Wrath of the Crows (2013, Italy)
Wrath of the Crows is an Italian, English-language religious-fantasy-horror production, featuring one of those boutique prisons that looks like a real prison from the wide outdoor shots, but like the entire prison consists of just five movie set cells and only two staff once the action moves inside. And, to my surprise, a lot of people don’t seem to mind such things.
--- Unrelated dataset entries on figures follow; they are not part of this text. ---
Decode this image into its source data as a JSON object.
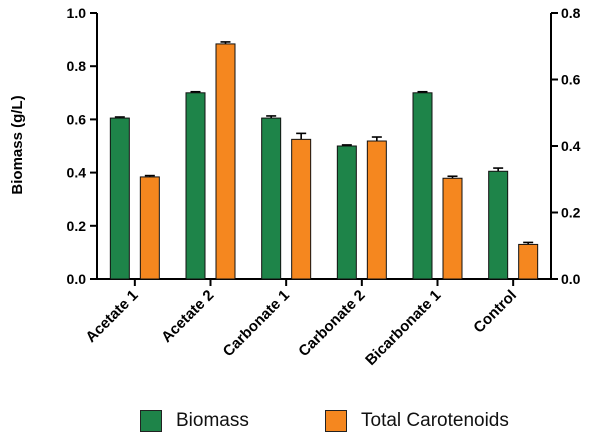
{
  "chart_data": {
    "type": "bar",
    "categories": [
      "Acetate 1",
      "Acetate 2",
      "Carbonate 1",
      "Carbonate 2",
      "Bicarbonate 1",
      "Control"
    ],
    "series": [
      {
        "name": "Biomass",
        "axis": "left",
        "color": "#1e8449",
        "values": [
          0.605,
          0.7,
          0.605,
          0.5,
          0.7,
          0.405
        ],
        "errors": [
          0.004,
          0.004,
          0.008,
          0.004,
          0.004,
          0.012
        ]
      },
      {
        "name": "Total Carotenoids",
        "axis": "right",
        "color": "#f5871f",
        "values": [
          0.307,
          0.707,
          0.42,
          0.415,
          0.303,
          0.104
        ],
        "errors": [
          0.004,
          0.006,
          0.018,
          0.012,
          0.006,
          0.006
        ]
      }
    ],
    "ylabel": "Biomass (g/L)",
    "ylim": [
      0,
      1.0
    ],
    "yticks": [
      "0.0",
      "0.2",
      "0.4",
      "0.6",
      "0.8",
      "1.0"
    ],
    "y2lim": [
      0,
      0.8
    ],
    "y2ticks": [
      "0.0",
      "0.2",
      "0.4",
      "0.6",
      "0.8"
    ],
    "grid": false,
    "legend_position": "bottom"
  }
}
Four prisoners, two men and two women, are kept in the prison’s squalid cells – or open cages – with no furniture or toilets and straw on the floor. They are all awaiting judgement from an unseen Judge, who conveys his (or her) decision not at trial, but by the novel method of having handkerchiefs delivered to the cells: red for death, white for freedom, and the most feared, black, which condemns the prisoner to life imprisonment. The white handkerchief is not as popular as you’d expect, because it always entails some sacrifice (a finger, maybe, or both hands) before you are let go… and even then you have to be able to outrun the prison’s ‘dog soldier’ – a wild, drooling dog-man with a penchant for rape, who is mostly kept in place by a chain and an open mouth spider gag.
We discover, in time, that all four have committed horrible murders; Liza (Tara Cardinal) has killed her babies, Debby (Debbie Rochon) used her knife throwing skills to dispatch her husband’s lover, Hugo (Brian Fortune) has killed a miracle-performing priest because goodness is out of place in a horrible world, and Larry (Domiziano Arcangeli) is your standard serial killer of young women.
Into this group comes a fifth prisoner, Princess (Tiffany Shepis), whose crimes are unknown but she is dressed a little… unusually… in a black leather bodice, hot pants to match, and a stunning cloak of crows’ feathers. The men lust after her. Debby suspects there is something not quite right about her, trusts her instincts, and immediately resolves to hate her.
Princess, it turns out, has some special powers, like being able to open locks through mind power, and reapplying lipstick and makeup to look glamorous again after taking a knife in the neck and having no access to lipstick or makeup.
There are some prison movies where I marvel at the lack of visible injuries suffered by furious combatants. This is not one of them. Everyone is drenched or splattered in blood at some time. Teeth are forcibly removed, eyeballs are scooped out with a spoon (and then eaten), entrails are devoured, a face is bitten off… and much more. It is not for the squeamish. And it is almost certainly why critics (and audiences, I suspect) have been prepared to overlook the limitations of the set and forgive the plot’s ponderous themes of expiation and the incarceration of really bad people’s souls.
By next week, I will have forgotten all about guardianship of those lost souls. I might not have forgotten the splendid crows’ feather cloak, or the gore. I will definitely not have forgotten the sight of one of the guards, seated at a tiny desk in the dank dungeon in which the monstrous dog soldier, and the imbecilic prisoner who serves slop to the others, are both chained up. A desk? To do what, exactly? To write reports on the range of tortures administered? To assist in the supervision of the two men who are tethered and treated like wild beasts? To monitor their welfare? Memorable.
If only the prison had looked like a prison, with prison bustle and noise and busyness, I may have bought into the rest of it more.
Posted on May 27th, 2017 at 8:51 pm. Updated on May 27th, 2017 at 8:51 pm.